I am beginning to believe that in countries like the UK, where direct-to-consumer (DTC) advertising is not permitted, pharmaceutical companies have used the bundles of dough they save by not advertising on the tellie to manipulate public opinion in other, more creative and consumer-centric ways. Such as creating and funding so-called “grassroot” patient organizations that lobby and promote on behalf of their donors.
The most recent example of this is the attacks by patient groups on the National Institute for Clinical Excellence (Nice) over decisions to restrict access to drugs on UK’s National Health Service (NHS) formulary (NHS is like Medicare in the US, except it covers all UK citizens). The rising tide of protest over the refusal by the NHS to provide expensive drugs for cancer and other conditions is being funded by the pharmaceutical industry, an investigation by The Independent has revealed (see “Drug firms bankroll attacks on NHS“):
“Patient groups that have been among the most vocal in spearheading attacks on the National Institute for Clinical Excellence (Nice) over decisions to restrict access to drugs on the NHS depend for up to half of their income on drug companies, but details are often undisclosed.
“The growing clamour over decisions by Nice to ban access to certain drugs has outraged patients and the public, and undermined confidence in the NHS.
“Protests have been launched by charities including the National Kidney Federation, the Arthritis and Musculoskeletal Alliance, the National Rheumatoid Arthritis Society, Beating Bowel Cancer, the Royal National Institute for the Blind and the Alzheimer’s Society. All of these charities received sums of up to six figures from drug companies in 2007.
“The extent of the drug companies’ support for the smaller charities has led to criticisms that supposedly grassroots patient organisations are puppets of the pharmaceutical industry, being used to bludgeon Nice into making the drugs available on the health service. A positive decision by Nice on a drug not only guarantees sales to the NHS but can influence global markets worth billions of pounds.

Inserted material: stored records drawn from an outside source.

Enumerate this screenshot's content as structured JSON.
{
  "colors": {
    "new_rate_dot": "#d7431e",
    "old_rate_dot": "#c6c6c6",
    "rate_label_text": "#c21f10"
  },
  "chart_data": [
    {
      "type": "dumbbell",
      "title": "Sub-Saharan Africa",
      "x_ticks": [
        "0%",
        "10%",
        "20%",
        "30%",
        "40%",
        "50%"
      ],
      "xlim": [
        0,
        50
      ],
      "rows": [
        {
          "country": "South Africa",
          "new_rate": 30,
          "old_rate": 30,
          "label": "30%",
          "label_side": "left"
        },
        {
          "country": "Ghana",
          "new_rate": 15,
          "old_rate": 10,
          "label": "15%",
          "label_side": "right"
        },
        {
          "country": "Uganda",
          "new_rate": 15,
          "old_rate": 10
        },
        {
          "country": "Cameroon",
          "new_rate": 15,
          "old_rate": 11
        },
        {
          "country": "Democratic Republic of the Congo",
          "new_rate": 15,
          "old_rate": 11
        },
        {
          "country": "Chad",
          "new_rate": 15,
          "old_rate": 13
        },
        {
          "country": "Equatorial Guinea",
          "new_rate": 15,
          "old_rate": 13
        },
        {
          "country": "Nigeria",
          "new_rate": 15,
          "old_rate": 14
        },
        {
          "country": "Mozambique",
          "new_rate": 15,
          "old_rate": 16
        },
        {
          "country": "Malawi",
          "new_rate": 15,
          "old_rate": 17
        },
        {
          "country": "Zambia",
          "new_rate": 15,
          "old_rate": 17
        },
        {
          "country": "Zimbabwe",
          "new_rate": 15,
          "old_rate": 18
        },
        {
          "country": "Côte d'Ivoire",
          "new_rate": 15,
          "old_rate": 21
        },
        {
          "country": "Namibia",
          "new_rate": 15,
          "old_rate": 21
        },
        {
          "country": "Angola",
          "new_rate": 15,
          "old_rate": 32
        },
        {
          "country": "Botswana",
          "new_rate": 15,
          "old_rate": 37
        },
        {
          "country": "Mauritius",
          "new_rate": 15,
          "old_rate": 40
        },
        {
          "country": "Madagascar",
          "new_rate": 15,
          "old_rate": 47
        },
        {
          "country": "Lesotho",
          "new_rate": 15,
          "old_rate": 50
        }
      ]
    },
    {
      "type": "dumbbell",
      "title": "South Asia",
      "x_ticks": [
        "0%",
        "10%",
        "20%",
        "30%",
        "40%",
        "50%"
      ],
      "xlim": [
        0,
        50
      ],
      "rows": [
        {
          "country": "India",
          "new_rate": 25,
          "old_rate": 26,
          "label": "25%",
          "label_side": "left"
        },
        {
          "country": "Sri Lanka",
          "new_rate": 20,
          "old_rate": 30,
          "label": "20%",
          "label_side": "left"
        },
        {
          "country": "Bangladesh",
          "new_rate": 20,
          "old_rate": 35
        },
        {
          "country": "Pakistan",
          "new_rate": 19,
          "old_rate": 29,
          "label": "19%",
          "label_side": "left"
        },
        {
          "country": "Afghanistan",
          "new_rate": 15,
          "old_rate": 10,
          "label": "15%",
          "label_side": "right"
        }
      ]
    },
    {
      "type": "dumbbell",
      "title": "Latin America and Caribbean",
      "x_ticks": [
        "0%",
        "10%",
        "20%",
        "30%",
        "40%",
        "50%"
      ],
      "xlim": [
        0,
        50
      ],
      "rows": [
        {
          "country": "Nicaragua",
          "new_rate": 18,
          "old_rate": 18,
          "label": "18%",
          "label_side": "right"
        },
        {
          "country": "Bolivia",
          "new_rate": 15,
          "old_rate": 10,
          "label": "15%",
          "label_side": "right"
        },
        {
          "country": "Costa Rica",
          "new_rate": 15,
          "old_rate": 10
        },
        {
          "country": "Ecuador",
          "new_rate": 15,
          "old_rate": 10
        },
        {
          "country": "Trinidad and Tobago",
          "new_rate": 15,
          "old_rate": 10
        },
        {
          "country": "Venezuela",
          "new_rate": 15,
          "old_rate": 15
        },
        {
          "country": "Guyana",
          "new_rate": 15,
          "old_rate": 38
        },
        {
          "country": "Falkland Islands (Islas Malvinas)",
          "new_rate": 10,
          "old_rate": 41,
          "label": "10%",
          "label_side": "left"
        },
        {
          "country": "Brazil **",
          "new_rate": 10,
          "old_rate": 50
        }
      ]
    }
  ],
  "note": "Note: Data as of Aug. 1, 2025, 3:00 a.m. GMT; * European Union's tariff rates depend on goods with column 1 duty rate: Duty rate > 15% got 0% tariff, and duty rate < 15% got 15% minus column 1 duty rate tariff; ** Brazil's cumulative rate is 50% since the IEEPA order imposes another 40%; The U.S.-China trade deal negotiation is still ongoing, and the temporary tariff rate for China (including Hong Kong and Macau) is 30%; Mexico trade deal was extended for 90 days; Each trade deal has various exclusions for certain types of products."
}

“Yet none of the charities named has criticised the high prices charged by the pharmaceutical companies for their products in their recent campaigns.”
Some time ago, I pointed out that the Restless Leg Syndrome (RLS) Foundation — a US patient organization — has very close ties to GSK — a UK-based company that markets ReQuip for treatment of (RLS). In fact, I believe that the RLS Foundation was established by GSK. Here are some interesting factoids that support my thesis (see “Restless Pharma Marketing“, for more details):
- GSK is a Gold Corporate Sponsor of the RLS Foundation, which means GSK has given the foundation a good chunk of change;
- at least one member of the Foundation’s Medical Advisory Board has financial ties to a pharmaceutical company (GSK) with a treatment for RLS;
- the PR activity of the organization seems to have picked up right when that company’s drug hit (ReQuip) the market;
- the first RLS Foundation Science Award went to Ronald L. Krall, MD, Senior VP of Worldwide Development at GSK;
- Dr. Richard Allen, a member of the RLS Foundation’s Medical Advisory Board, had the “pleasure” of “collaborating” with GSK to do studies supporting the data on the prevalence of RLS in the US and in Europe;
- The color scheme of the RLS Foundation’s Web site matches that of the Requip product site.
I guess pharma donations of “up to six figures” — hundreds of thousands of dollars — to UK or US “grassroots” patient groups are small peanuts compared to the 9-10 figure sums spent on TV DTC ads. But 6 figures here and 6 figures there, and pretty soon we’re talking 7 to 8 figures, right? And six figures worth of advocacy from a targeted patient group is at least ten times more effective than the same amount wasted on DTC ads (see “Is DTC Bankrupting Pharma?“).
Yet, all this is insignificant when compared to the 12 figures — $700,000,000,000! — that the US government is robbing from the poor to pay the rich.
P.S. Patient groups and healthcare charities whose existence and good work relies on donations from individuals and organisations have denied that they are in any way obliged to fight the pharmaceutical industry’s corner in return for financial support. (see “Charities not in the pocket of pharma“).